Flowster (glossary entry)  

(NOTE: This article may be renamed at some point in the future.)

Roles and Behavior Strategies in Folk and Professional Psychology

(old title: Commitment to Purpose over Task)

Choice-Roles in Sex and Relationships

In the 1999 Telluride lectures, entitled "The Nuts and Bolts of Spiritual Intimacy", Deida uses the term "flowster" in a discussion about relationship dynamics to refer to the partner who allows the decisions to be made by the other person — the flowster is someone who "goes with the flow".

When he calls it feminine, he basically means they are letting someone else decide. This is evident in all four levels of the archetypes (the Maiden lets the Warrior decide; the Mother lets the Lover decide, the Crone lets the Magician decide and the Queen lets the King decide).

If sticking with your plans means not having to decide anything new ("having no choice" in Men's Weekend terminology), then one could easily say that the man who does not change his plans is a "flowster". But of course he is not — by "sticking to it" he has to exercise decisiveness. (Alternatively, the man who sticks to it might be misguided by ego or ignorance — see the confidence and commitment articles.)

So, the flowster does not relate to our discussion, because decision is required in any case. To cope with change, one must decide how to deal with the change, and if that involves changing plans, then one must decide on the specifics of any new plan.
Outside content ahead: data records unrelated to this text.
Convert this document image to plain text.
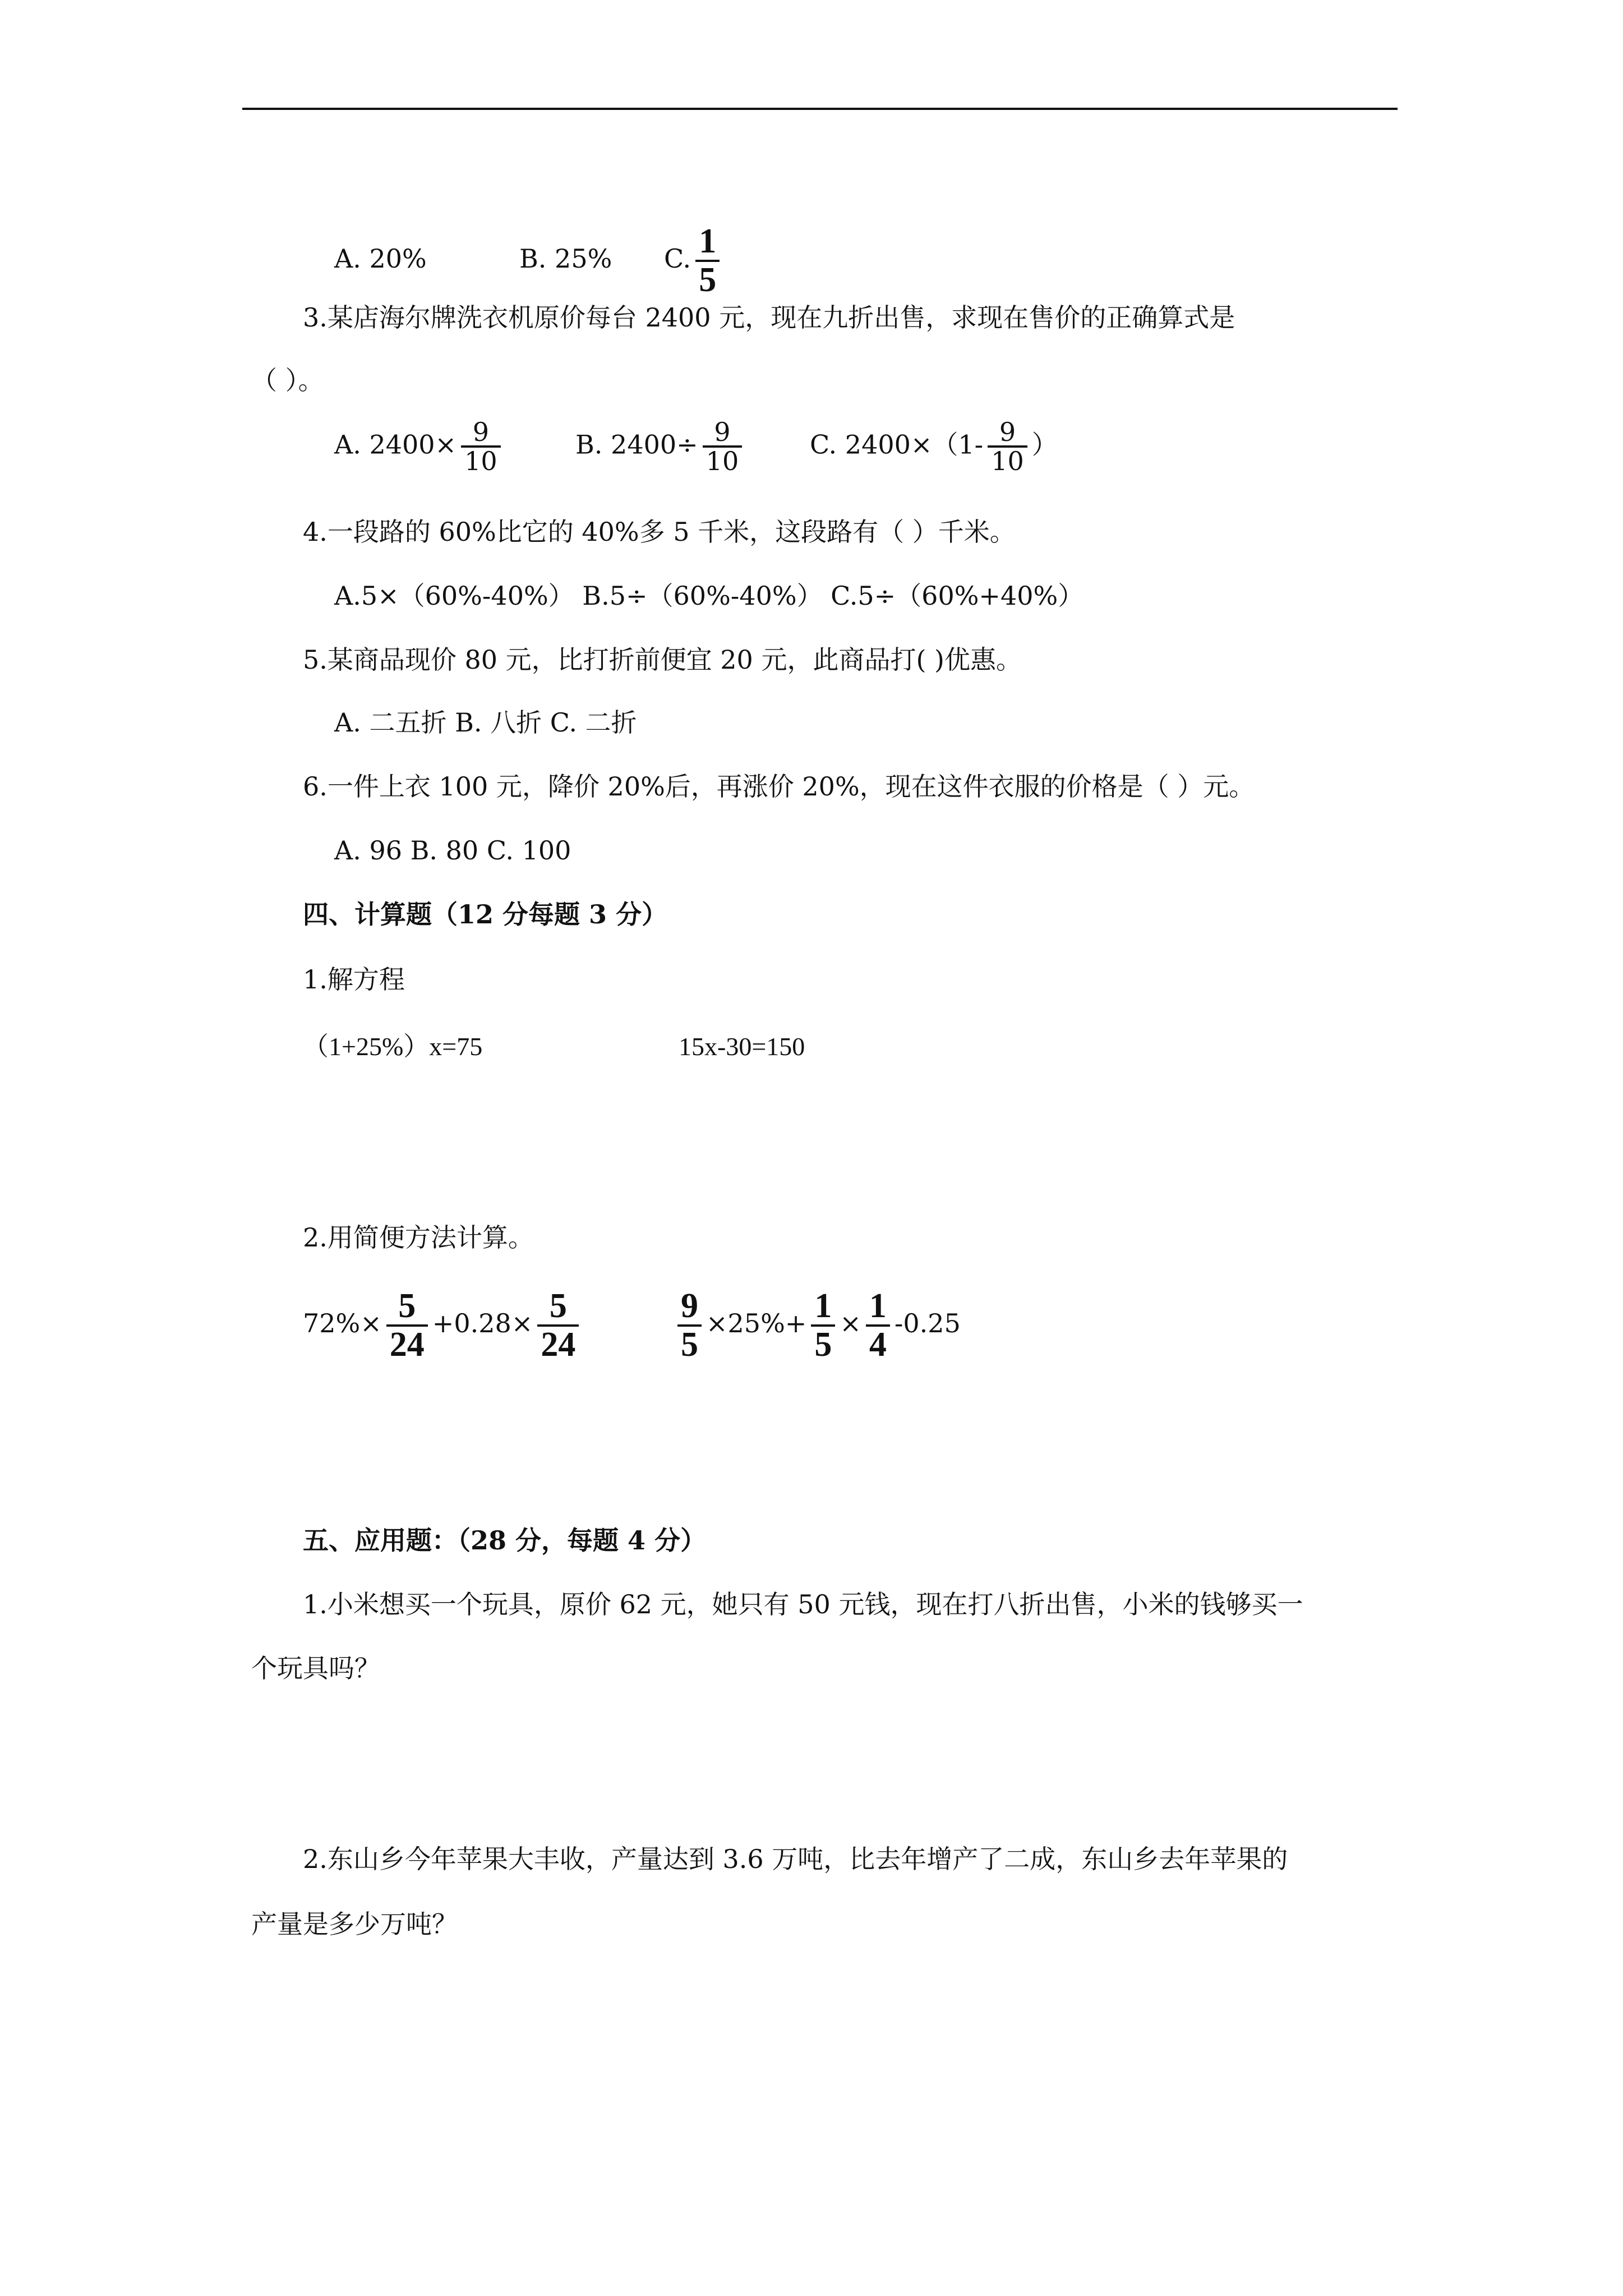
A. 20%	B. 25% C. $\frac{1}{5}$
3.某店海尔牌洗衣机原价每台 2400 元，现在九折出售，求现在售价的正确算式是
（ ）。
A. $2400\times \frac{9}{10}$	B. $2400\div \frac{9}{10}$	C. $2400\times(1- \frac{9}{10}$ ）
4.一段路的 60%比它的 40%多 5 千米，这段路有（ ）千米。
A.5×（60%-40%） B.5÷（60%-40%） C.5÷（60%+40%）
5.某商品现价 80 元，比打折前便宜 20 元，此商品打( )优惠。
A. 二五折 B. 八折 C. 二折
6.一件上衣 100 元，降价 20%后，再涨价 20%，现在这件衣服的价格是（ ）元。
A. 96 B. 80 C. 100
四、计算题（12 分每题 3 分）
1.解方程
（1+25%）x=75	15x-30=150
2.用简便方法计算。
$72\%\times \frac{5}{24} +0.28\times \frac{5}{24}$	$\frac{9}{5} \times 25\%+ \frac{1}{5} \times \frac{1}{4} -0.25$
五、应用题：（28 分，每题 4 分）
1.小米想买一个玩具，原价 62 元，她只有 50 元钱，现在打八折出售，小米的钱够买一
个玩具吗？
2.东山乡今年苹果大丰收，产量达到 3.6 万吨，比去年增产了二成，东山乡去年苹果的
产量是多少万吨？
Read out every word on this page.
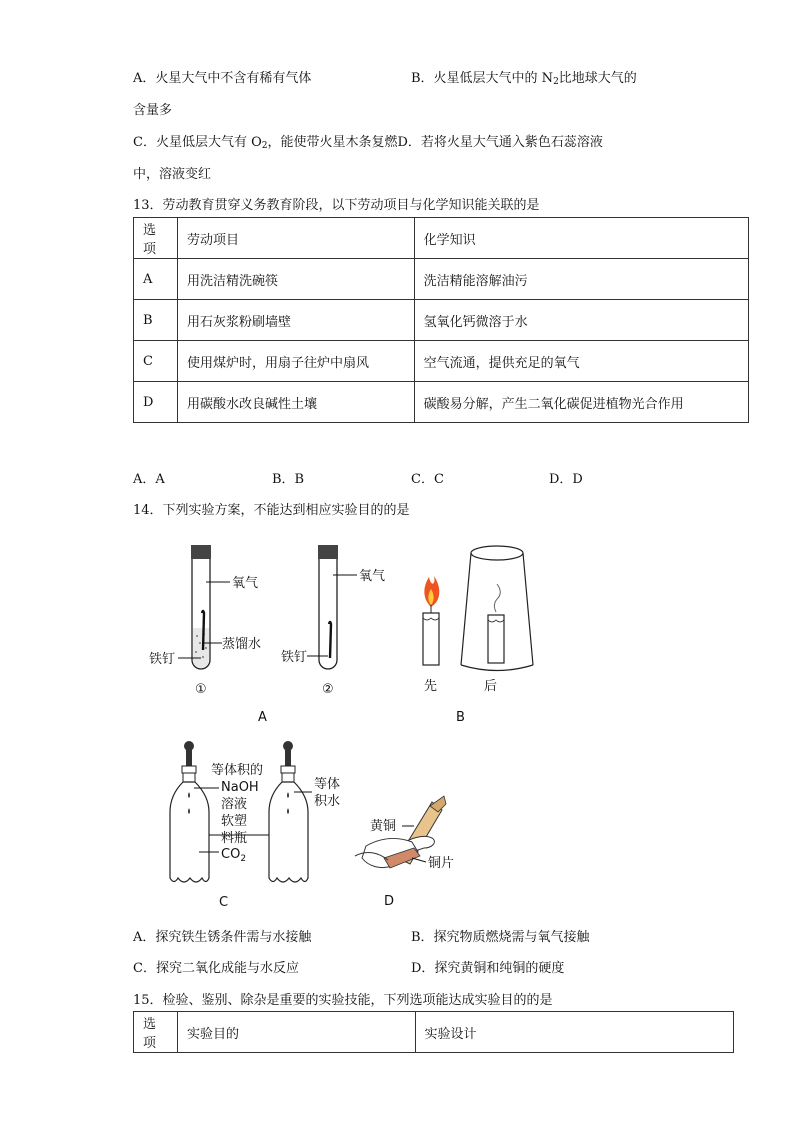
A．火星大气中不含有稀有气体	B．火星低层大气中的 $N_2$比地球大气的
含量多
C．火星低层大气有 $O_2$，能使带火星木条复燃D．若将火星大气通入紫色石蕊溶液
中，溶液变红
13．劳动教育贯穿义务教育阶段，以下劳动项目与化学知识能关联的是
选项	劳动项目	化学知识
A	用洗洁精洗碗筷	洗洁精能溶解油污
B	用石灰浆粉刷墙壁	氢氧化钙微溶于水
C	使用煤炉时，用扇子往炉中扇风	空气流通，提供充足的氧气
D	用碳酸水改良碱性土壤	碳酸易分解，产生二氧化碳促进植物光合作用
A．A	B．B	C．C	D．D
14．下列实验方案，不能达到相应实验目的的是
氧气
蒸馏水
铁钉
①
氧气
铁钉
②
A
先	后
B
等体积的
NaOH
溶液
软塑
料瓶
$CO_2$
等体
积水
C
黄铜
铜片
D
A．探究铁生锈条件需与水接触	B．探究物质燃烧需与氧气接触
C．探究二氧化成能与水反应	D．探究黄铜和纯铜的硬度
15．检验、鉴别、除杂是重要的实验技能，下列选项能达成实验目的的是
选项	实验目的	实验设计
Let's go back to "Nuts and Bolts of Spiritual Intimacy". Here Deida uses "flowster" to describe a man exhibiting a feminine behavior role. As Deida describes in "The Red Realm" (a 1999 book focused on sexuality) in the "Crimson" chapter:

There may be reasons for a masculine person's need to submit to domination. He may be acting on a spiritual desire to contact a higher feminine archetype to which he can devote himself. He may be healing — or wallowing in — the wounds of childhood abuse. He may simply want to shift from being stuck one-sidedly in his masculine at the corporate office all day.
David Deida, The Red Realm, Chapter 19 "Crimson", section "The Obsessive Need to be Dominated"

This illustrates a few of the complex situations that lead to role reversal in sex, and they are analogous to the larger topic of role choices in any life-situation.

Roles and choices thereto are a pretty big topic. Suffice it to say that mature, functioning individuals will choose the appropriate role based on the situation and their abilities.

Returning to sex for the moment: as listeners to "Nuts and Bolts" are advised, extending your sexual role behavior to other aspects of your life makes sense whenever you can do so. For "the masculine" (and for any persons or groups who consider Deida's style of masculinity and masculine atmosphere to be part of their purpose), this means taking charge and being the more committed element.

In "Red Realm", Deida has to address the question: what happens when both partners are male? As psychologists have found, in homosexual relationships, most of the time there is a diversification into specific roles, which apply in the bedroom and do not necessarily reflect the individuals' behavior elsewhere in their lives. So we have another example of role choice based on situation and ability.

What do we do when both men are in the army, and one reports to the other (who has higher rank)? Most of the time it is simple, each man is making promises and keeping them. However, war is famously FUBAR, and plans change. When a new order is given that contradicts a previous one, the lower-rank man copes by abandoning the earlier task and switching to something new.

Choice-Roles in Life

Now we do back to the original topic, which is what to do in the realms of your decision-making, planning, coping with change, balancing priorities, keeping promises, persuing goals and serving a life-purpose.

Roles are chosen based on ability, aptitude and effectiveness: they are a strategy. So we have to look to variations in ability, and in this case there are two faculties involved:

- the ability to make the right plans from the start,

- the ability to revise and adapt to changes in the environment and other new information

These are a matter of individual temperament, and derive from mental capacities for intuition, awareness, analysis, deduction, and so on. There are two dimensions, typically referred to as intuition or "common sense", and "intelligence". Each individual is endowed with a certain amount of each. Both play a role in the two faculties I just cited (planning and adaptability).

As I mentioned before there are two strategies that can be used to deal with change:

Back to temperament: as a child, usually at a very young age1, the individual experiments with planning and adapting. Each child finds that he is more or less successful at either of the two strategies. This depends on both his common sense and his intelligence. Both are required at both points in the strategy (the initial plan, and the decision about how to cope with change).

After childhood the individual has usually developed a personality that incorporates his preference for one strategy over the other. But this is still only a preference, and as with any role-choice situation, people will choose one strategy or another based on the situation (as in Deida's example of sex role reversal).

In social organizations, there is usually a group belief-system that reinforces the "Stick to the original plan" strategy. This is evident in corporate culture, military campaigns, and MDI groups like Backbone.


1 : exceptions occur in individuals with delayed development disorder, who in many cases will find themselves still engaged in this work well after they have reached puberty.